3. Fast Packet processing in VNF using DPDK and fd.io
Friday, July 7, 9.00 – 12:30 / Room 0.6
website: https://networkbuilders.intel.com/ecosystem
Download Slides here.
Abstract
Packet processing in the fast path involves looking up bit patterns and deciding on an actions at line rate. The complexity of these functions at Line Rate, have been traditionally handled by ASICs and NPUs. However with the availability of faster and cheaper CPUs and hardware/software accelerations, it is possible to move these functions onto commodity hardware. This tutorial will talk about the various building blocks available to speed up packet processing both hardware based e.g. SR-IOV, RDT, QAT, VMDq, VTD and software based e.g. DPDK, Fd.io/VPP, OVS etc and give hands on lab experience on DPDK and fd.io fast path look up with following sessions. 1: Introduction to Building blocks: Sujata Tibrewala 2: DPDK HASH Library Hands-on training: Saikrishna Edupuganti 3: DPDK IP Pipeline Hands-on: Muthurajan Jayakumar 4: FD.io VPP Architecture and Hands-on Training: Sergio Gonzalez Monroy
Biography
Sujata Tibrewala is a Networking Community Manager and Developer Evangelist at Intel. She has a bachelors in Mathematics from IIT KGP and Masters from IISC in EE Bangalore. Her Masters work was in Stereo Vision. She started her career writing Layer2/Layer 3 code for Agere network processors. Subsequently she has worked on 802.1x security technologies at CISCO and also implemented Openflow 1.3 on CISCO switches. She also has worked with Virtualization using VMware stack, and works today on Intel assist open source technologies for SDN/NFV, and drives adoption of these technologies among developers.

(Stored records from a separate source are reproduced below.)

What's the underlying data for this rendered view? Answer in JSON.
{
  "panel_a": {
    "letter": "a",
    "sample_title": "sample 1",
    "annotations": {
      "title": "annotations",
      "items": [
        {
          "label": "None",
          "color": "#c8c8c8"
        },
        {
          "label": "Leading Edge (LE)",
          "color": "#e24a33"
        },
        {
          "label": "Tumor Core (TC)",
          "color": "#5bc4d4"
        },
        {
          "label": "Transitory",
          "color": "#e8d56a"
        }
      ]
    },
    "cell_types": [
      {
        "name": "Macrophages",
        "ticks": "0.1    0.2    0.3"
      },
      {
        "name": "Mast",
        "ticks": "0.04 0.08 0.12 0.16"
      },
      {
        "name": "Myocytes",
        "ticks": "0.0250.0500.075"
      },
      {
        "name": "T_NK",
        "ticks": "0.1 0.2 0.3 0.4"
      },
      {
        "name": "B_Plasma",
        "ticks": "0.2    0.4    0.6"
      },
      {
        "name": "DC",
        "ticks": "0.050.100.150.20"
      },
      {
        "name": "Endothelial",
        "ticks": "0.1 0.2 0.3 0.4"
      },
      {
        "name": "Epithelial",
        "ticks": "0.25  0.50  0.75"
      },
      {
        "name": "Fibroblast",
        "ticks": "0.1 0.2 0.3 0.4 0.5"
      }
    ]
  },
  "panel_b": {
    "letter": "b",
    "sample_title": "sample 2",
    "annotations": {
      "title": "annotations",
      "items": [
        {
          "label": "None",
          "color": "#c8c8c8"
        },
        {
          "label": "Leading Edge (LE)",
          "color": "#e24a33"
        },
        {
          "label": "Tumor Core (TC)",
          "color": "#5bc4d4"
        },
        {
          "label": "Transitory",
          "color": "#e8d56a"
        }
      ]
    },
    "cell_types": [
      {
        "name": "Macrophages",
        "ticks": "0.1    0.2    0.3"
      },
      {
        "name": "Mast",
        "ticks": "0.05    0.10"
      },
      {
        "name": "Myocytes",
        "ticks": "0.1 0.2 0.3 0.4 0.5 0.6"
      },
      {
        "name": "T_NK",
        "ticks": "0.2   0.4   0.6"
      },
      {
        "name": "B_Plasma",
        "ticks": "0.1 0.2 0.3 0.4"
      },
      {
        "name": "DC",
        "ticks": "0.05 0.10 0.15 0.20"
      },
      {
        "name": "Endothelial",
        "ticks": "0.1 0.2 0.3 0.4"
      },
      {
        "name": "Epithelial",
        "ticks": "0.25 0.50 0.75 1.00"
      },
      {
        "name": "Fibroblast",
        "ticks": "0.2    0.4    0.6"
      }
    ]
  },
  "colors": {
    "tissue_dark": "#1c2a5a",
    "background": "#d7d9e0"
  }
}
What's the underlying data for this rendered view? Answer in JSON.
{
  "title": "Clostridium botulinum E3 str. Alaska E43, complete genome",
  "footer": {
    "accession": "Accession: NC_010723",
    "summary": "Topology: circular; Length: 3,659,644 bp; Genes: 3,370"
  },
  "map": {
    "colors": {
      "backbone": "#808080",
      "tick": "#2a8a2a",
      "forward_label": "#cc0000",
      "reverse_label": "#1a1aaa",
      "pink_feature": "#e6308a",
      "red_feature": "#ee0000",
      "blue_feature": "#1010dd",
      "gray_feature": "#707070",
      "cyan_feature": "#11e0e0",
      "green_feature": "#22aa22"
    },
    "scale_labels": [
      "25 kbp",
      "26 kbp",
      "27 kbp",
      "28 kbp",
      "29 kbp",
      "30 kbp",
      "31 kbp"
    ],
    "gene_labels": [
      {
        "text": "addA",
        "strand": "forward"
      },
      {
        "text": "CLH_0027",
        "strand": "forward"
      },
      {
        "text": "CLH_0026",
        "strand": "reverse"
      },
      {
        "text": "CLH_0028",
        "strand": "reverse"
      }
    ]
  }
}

M Jay has worked with the Intel DPDK team since 2009. He joined Intel in 1991 and has worked in various divisions and roles within Intel as a 64-bit CPU front side bus architect and 64-bit HAL developer before joining the Intel DPDK team. M Jay holds 21 US patents, both individually and jointly, all issued while working at Intel. M Jay was awarded the Intel Achievement Award in 2016, Intel’s highest honor based on innovation and results.
Saikrishna Edupuganti is a Research Scientist at Intel. He completed his Masters in Electrical Engineering from University of Southern California. At Intel his area of focus is Telco Systems Research. Currently he is working on implementing performance best practices in Central Office Re-architected as a Datacenter (CORD) project. Previously, he contributed to the vectorization support in DPDK’s Hash table library. He also worked on benchmarking Berkeley Extensible Software Switch (BESS) for NFV use-cases.
Sergio Gonzalez Monroy is a Network Software Engineer at Intel Corporation and specializes on VNF Data Plane Acceleration. He holds a Masters in Security and Forensic Computing from Dublin City University (DCU) Ireland and has versatile experience working on Intel and Sparc multi-core architectures, BSD and Linux driver development as well as embedded software. He is an active maintainer on the DPDK and FD.io VPP Open Source projects, currently focused on IPsec with hardware assist crypto acceleration.